Always consult the BNF or equivalent local guidelines for precise dosing and monitoring recommendations.
Overview
- LMWH is derived from standard (unfractionated) heparin by controlled depolymerisation or enzymatic breakdown.
- Has a more predictable anticoagulant response compared to unfractionated heparin (UFH) due to its targeted anti–Factor Xa activity.

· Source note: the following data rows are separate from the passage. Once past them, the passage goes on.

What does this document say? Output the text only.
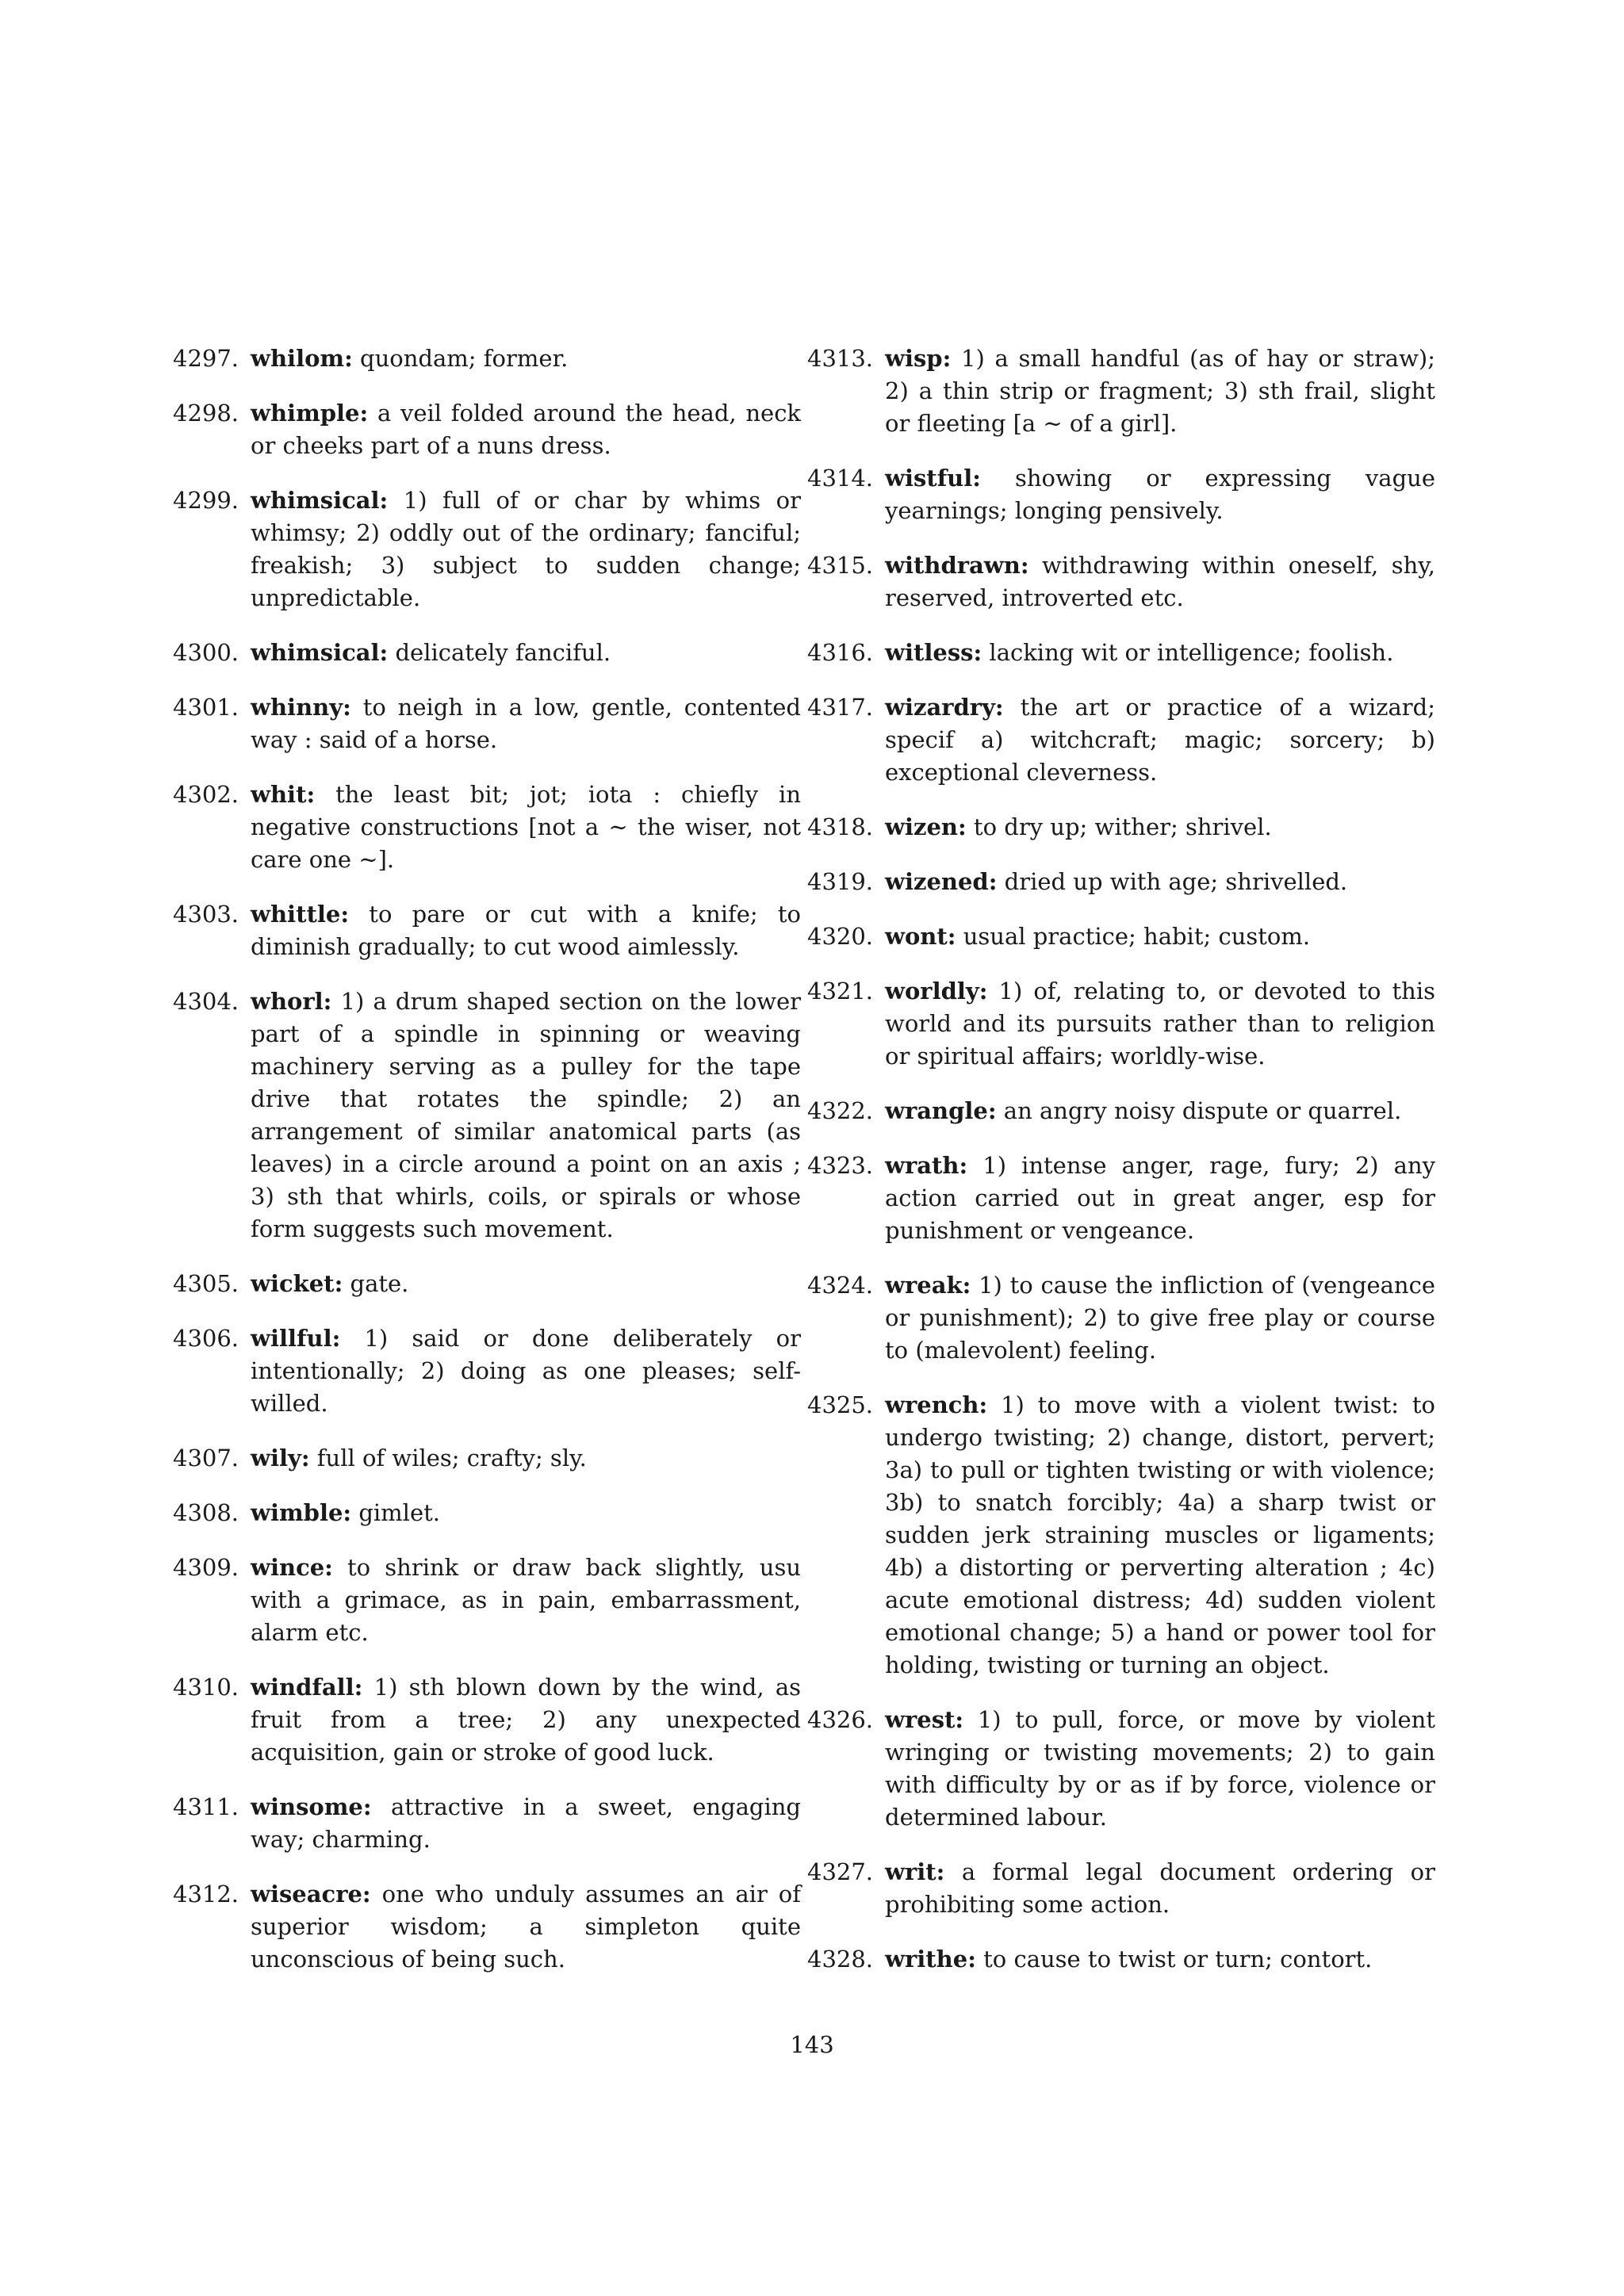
4297. whilom: quondam; former.
4298. whimple: a veil folded around the head, neck or cheeks part of a nuns dress.
4299. whimsical: 1) full of or char by whims or whimsy; 2) oddly out of the ordinary; fanciful; freakish; 3) subject to sudden change; unpredictable.
4300. whimsical: delicately fanciful.
4301. whinny: to neigh in a low, gentle, contented way : said of a horse.
4302. whit: the least bit; jot; iota : chiefly in negative constructions [not a ∼ the wiser, not care one ∼].
4303. whittle: to pare or cut with a knife; to diminish gradually; to cut wood aimlessly.
4304. whorl: 1) a drum shaped section on the lower part of a spindle in spinning or weaving machinery serving as a pulley for the tape drive that rotates the spindle; 2) an arrangement of similar anatomical parts (as leaves) in a circle around a point on an axis ; 3) sth that whirls, coils, or spirals or whose form suggests such movement.
4305. wicket: gate.
4306. willful: 1) said or done deliberately or intentionally; 2) doing as one pleases; self-willed.
4307. wily: full of wiles; crafty; sly.
4308. wimble: gimlet.
4309. wince: to shrink or draw back slightly, usu with a grimace, as in pain, embarrassment, alarm etc.
4310. windfall: 1) sth blown down by the wind, as fruit from a tree; 2) any unexpected acquisition, gain or stroke of good luck.
4311. winsome: attractive in a sweet, engaging way; charming.
4312. wiseacre: one who unduly assumes an air of superior wisdom; a simpleton quite unconscious of being such.
4313. wisp: 1) a small handful (as of hay or straw); 2) a thin strip or fragment; 3) sth frail, slight or fleeting [a ∼ of a girl].
4314. wistful: showing or expressing vague yearnings; longing pensively.
4315. withdrawn: withdrawing within oneself, shy, reserved, introverted etc.
4316. witless: lacking wit or intelligence; foolish.
4317. wizardry: the art or practice of a wizard; specif a) witchcraft; magic; sorcery; b) exceptional cleverness.
4318. wizen: to dry up; wither; shrivel.
4319. wizened: dried up with age; shrivelled.
4320. wont: usual practice; habit; custom.
4321. worldly: 1) of, relating to, or devoted to this world and its pursuits rather than to religion or spiritual affairs; worldly-wise.
4322. wrangle: an angry noisy dispute or quarrel.
4323. wrath: 1) intense anger, rage, fury; 2) any action carried out in great anger, esp for punishment or vengeance.
4324. wreak: 1) to cause the infliction of (vengeance or punishment); 2) to give free play or course to (malevolent) feeling.
4325. wrench: 1) to move with a violent twist: to undergo twisting; 2) change, distort, pervert; 3a) to pull or tighten twisting or with violence; 3b) to snatch forcibly; 4a) a sharp twist or sudden jerk straining muscles or ligaments; 4b) a distorting or perverting alteration ; 4c) acute emotional distress; 4d) sudden violent emotional change; 5) a hand or power tool for holding, twisting or turning an object.
4326. wrest: 1) to pull, force, or move by violent wringing or twisting movements; 2) to gain with difficulty by or as if by force, violence or determined labour.
4327. writ: a formal legal document ordering or prohibiting some action.
4328. writhe: to cause to twist or turn; contort.
143
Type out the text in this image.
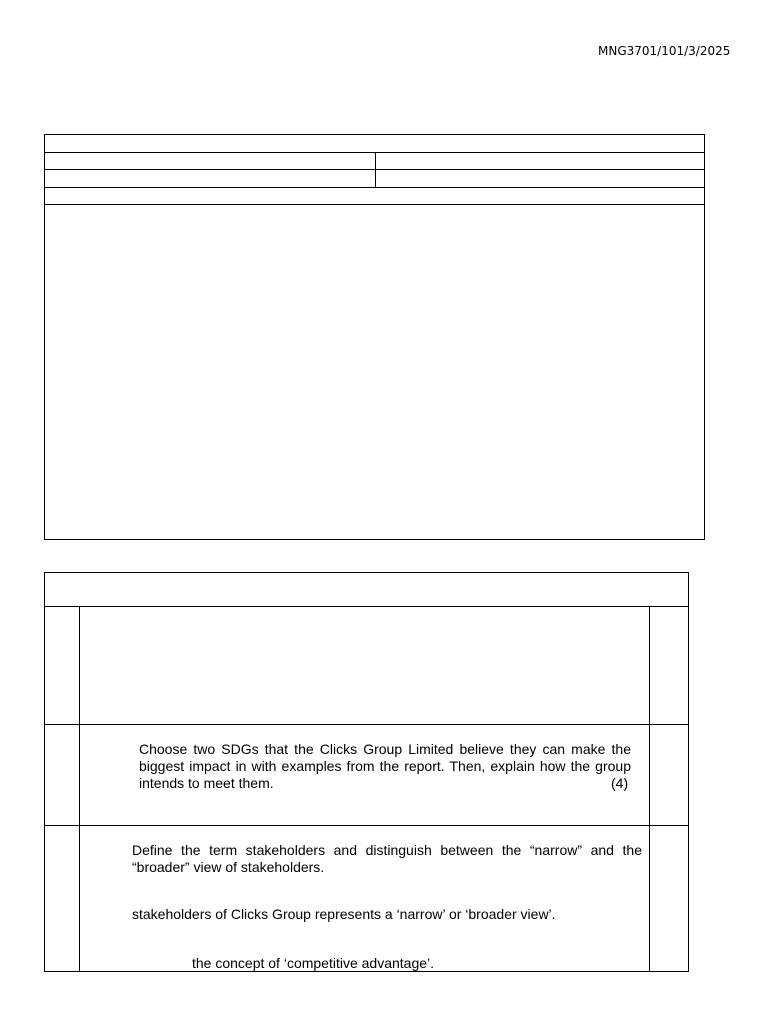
MNG3701/101/3/2025

Choose two SDGs that the Clicks Group Limited believe they can make the biggest impact in with examples from the report. Then, explain how the group intends to meet them.	(4)

Define the term stakeholders and distinguish between the “narrow” and the “broader” view of stakeholders.

stakeholders of Clicks Group represents a ‘narrow’ or ‘broader view’.

the concept of ‘competitive advantage’.
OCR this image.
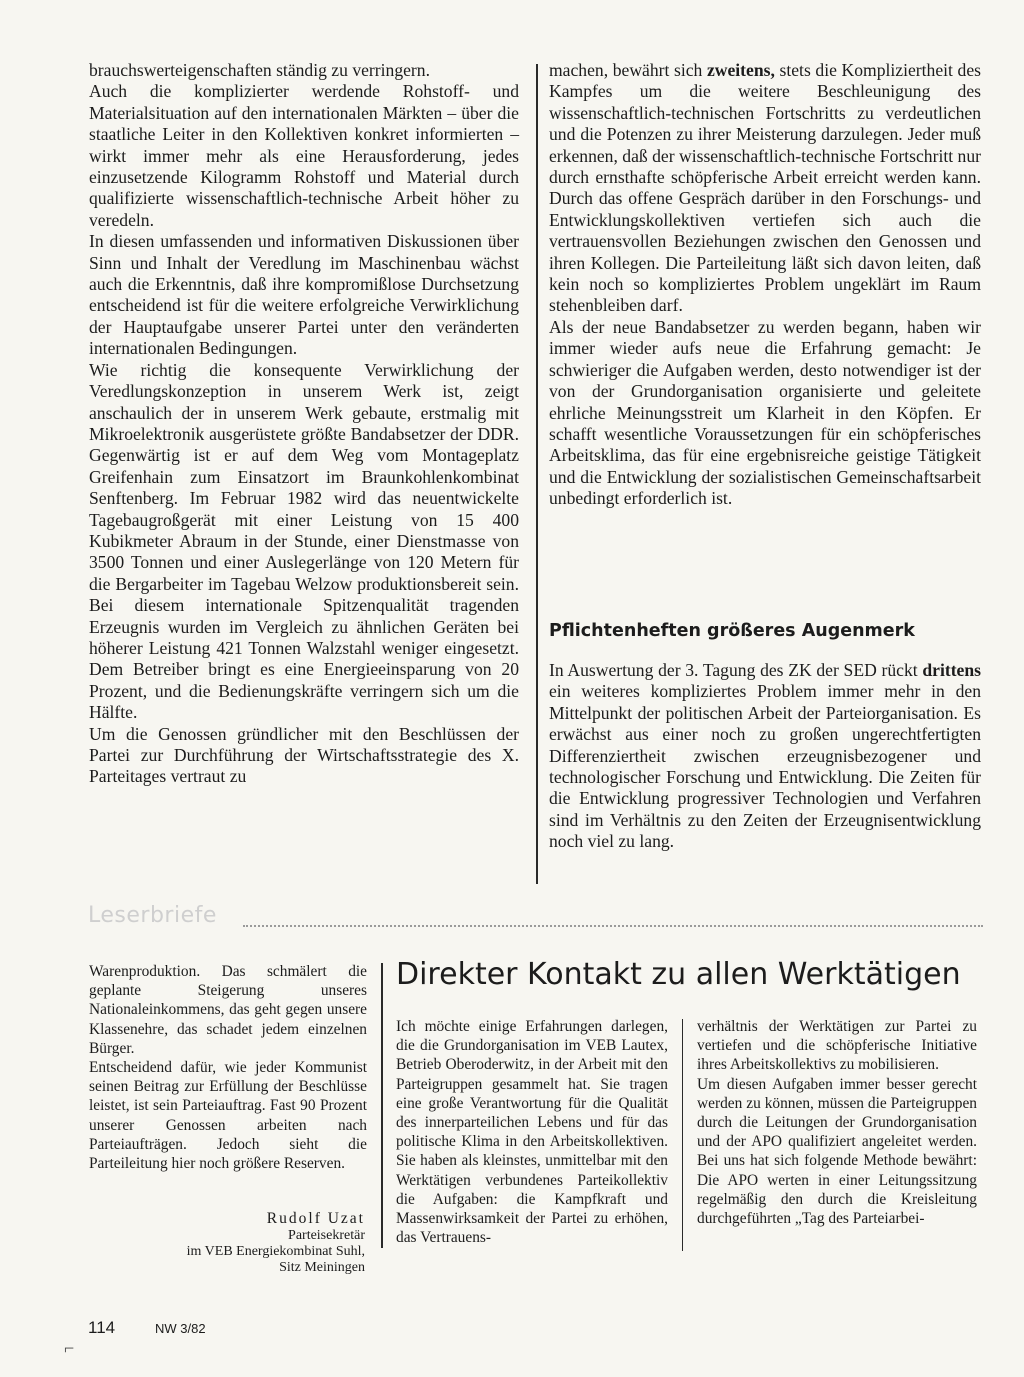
brauchswerteigenschaften ständig zu verringern.

Auch die komplizierter werdende Rohstoff- und Materialsituation auf den internationalen Märkten – über die staatliche Leiter in den Kollektiven konkret informierten – wirkt immer mehr als eine Herausforderung, jedes einzusetzende Kilogramm Rohstoff und Material durch qualifizierte wissenschaftlich-technische Arbeit höher zu veredeln.

In diesen umfassenden und informativen Diskussionen über Sinn und Inhalt der Veredlung im Maschinenbau wächst auch die Erkenntnis, daß ihre kompromißlose Durchsetzung entscheidend ist für die weitere erfolgreiche Verwirklichung der Hauptaufgabe unserer Partei unter den veränderten internationalen Bedingungen.

Wie richtig die konsequente Verwirklichung der Veredlungskonzeption in unserem Werk ist, zeigt anschaulich der in unserem Werk gebaute, erstmalig mit Mikroelektronik ausgerüstete größte Bandabsetzer der DDR. Gegenwärtig ist er auf dem Weg vom Montageplatz Greifenhain zum Einsatzort im Braunkohlenkombinat Senftenberg. Im Februar 1982 wird das neuentwickelte Tagebaugroßgerät mit einer Leistung von 15 400 Kubikmeter Abraum in der Stunde, einer Dienstmasse von 3500 Tonnen und einer Auslegerlänge von 120 Metern für die Bergarbeiter im Tagebau Welzow produktionsbereit sein. Bei diesem internationale Spitzenqualität tragenden Erzeugnis wurden im Vergleich zu ähnlichen Geräten bei höherer Leistung 421 Tonnen Walzstahl weniger eingesetzt. Dem Betreiber bringt es eine Energieeinsparung von 20 Prozent, und die Bedienungskräfte verringern sich um die Hälfte.

Um die Genossen gründlicher mit den Beschlüssen der Partei zur Durchführung der Wirtschaftsstrategie des X. Parteitages vertraut zu

machen, bewährt sich zweitens, stets die Kompliziertheit des Kampfes um die weitere Beschleunigung des wissenschaftlich-technischen Fortschritts zu verdeutlichen und die Potenzen zu ihrer Meisterung darzulegen. Jeder muß erkennen, daß der wissenschaftlich-technische Fortschritt nur durch ernsthafte schöpferische Arbeit erreicht werden kann. Durch das offene Gespräch darüber in den Forschungs- und Entwicklungskollektiven vertiefen sich auch die vertrauensvollen Beziehungen zwischen den Genossen und ihren Kollegen. Die Parteileitung läßt sich davon leiten, daß kein noch so kompliziertes Problem ungeklärt im Raum stehenbleiben darf.

Als der neue Bandabsetzer zu werden begann, haben wir immer wieder aufs neue die Erfahrung gemacht: Je schwieriger die Aufgaben werden, desto notwendiger ist der von der Grundorganisation organisierte und geleitete ehrliche Meinungsstreit um Klarheit in den Köpfen. Er schafft wesentliche Voraussetzungen für ein schöpferisches Arbeitsklima, das für eine ergebnisreiche geistige Tätigkeit und die Entwicklung der sozialistischen Gemeinschaftsarbeit unbedingt erforderlich ist.

Pflichtenheften größeres Augenmerk

In Auswertung der 3. Tagung des ZK der SED rückt drittens ein weiteres kompliziertes Problem immer mehr in den Mittelpunkt der politischen Arbeit der Parteiorganisation. Es erwächst aus einer noch zu großen ungerechtfertigten Differenziertheit zwischen erzeugnisbezogener und technologischer Forschung und Entwicklung. Die Zeiten für die Entwicklung progressiver Technologien und Verfahren sind im Verhältnis zu den Zeiten der Erzeugnisentwicklung noch viel zu lang.

Leserbriefe

Warenproduktion. Das schmälert die geplante Steigerung unseres Nationaleinkommens, das geht gegen unsere Klassenehre, das schadet jedem einzelnen Bürger.

Entscheidend dafür, wie jeder Kommunist seinen Beitrag zur Erfüllung der Beschlüsse leistet, ist sein Parteiauftrag. Fast 90 Prozent unserer Genossen arbeiten nach Parteiaufträgen. Jedoch sieht die Parteileitung hier noch größere Reserven.

Rudolf Uzat
Parteisekretär
im VEB Energiekombinat Suhl,
Sitz Meiningen
Direkter Kontakt zu allen Werktätigen

Ich möchte einige Erfahrungen darlegen, die die Grundorganisation im VEB Lautex, Betrieb Oberoderwitz, in der Arbeit mit den Parteigruppen gesammelt hat. Sie tragen eine große Verantwortung für die Qualität des innerparteilichen Lebens und für das politische Klima in den Arbeitskollektiven. Sie haben als kleinstes, unmittelbar mit den Werktätigen verbundenes Parteikollektiv die Aufgaben: die Kampfkraft und Massenwirksamkeit der Partei zu erhöhen, das Vertrauens-

verhältnis der Werktätigen zur Partei zu vertiefen und die schöpferische Initiative ihres Arbeitskollektivs zu mobilisieren.

Um diesen Aufgaben immer besser gerecht werden zu können, müssen die Parteigruppen durch die Leitungen der Grundorganisation und der APO qualifiziert angeleitet werden. Bei uns hat sich folgende Methode bewährt: Die APO werten in einer Leitungssitzung regelmäßig den durch die Kreisleitung durchgeführten „Tag des Parteiarbei-

114	NW 3/82
⌐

- Enables weight-adjusted dosing and can often be administered without routine laboratory monitoring in patients with normal renal function.
- Renally excreted: dose adjustment is required in renal impairment.
Mechanism of Action
- Primarily enhances the inactivation of Factor Xa via binding to antithrombin.
- Less effect on thrombin (Factor IIa) compared to UFH.
- Given subcutaneously; not reversed easily by protamine (only partial antagonism).
Cautions & Contraindications
- Conditions predisposing to bleeding:
- Thrombocytopenia, haemophilia, severe liver failure, severe renal impairment.
- Marked hypertension (e.g., systolic >200 mmHg or diastolic >120 mmHg).
- Active peptic ulcer, oesophageal varices, aneurysm, proliferative retinopathy.
- Recent organ biopsy, head/orbit/spinal surgery, recent stroke.
- Confirmed intracranial or intraspinal bleed.
-
Heparin-Induced Thrombocytopenia (HIT) or Thrombosis: history of HIT is a contraindication; requires alternative anticoagulation.
Monitoring
- Routine anti–Factor Xa assays are generally unnecessary unless:
- Renal failure or significant renal impairment.
- Unusual bleeding, thrombosis extension, or overdose suspected.
- Extreme body weights (<40 kg or >150 kg) in some protocols.
- Monitor platelet count to detect HIT; a marked drop in platelets warrants urgent investigation.
Common Formulations
- Enoxaparin (US brand name: Lovenox)
- Tinzaparin
- Dalteparin (another widely used LMWH)
- Fondaparinux (synthetic Factor Xa inhibitor; not strictly an LMWH but often used similarly)
Side Effects
- Bleeding: Can be serious; protamine sulfate only partially reverses LMWH.
- Hyperkalaemia: LMWH can reduce aldosterone secretion, leading to elevated potassium levels.
- Thrombocytopenia:
- HIT occurs in up to 5% of cases, more frequently with prolonged therapy.
- Suspected HIT requires cessation of all forms of heparin and urgent haematology consultation.
- Osteoporosis (with prolonged use >20 weeks).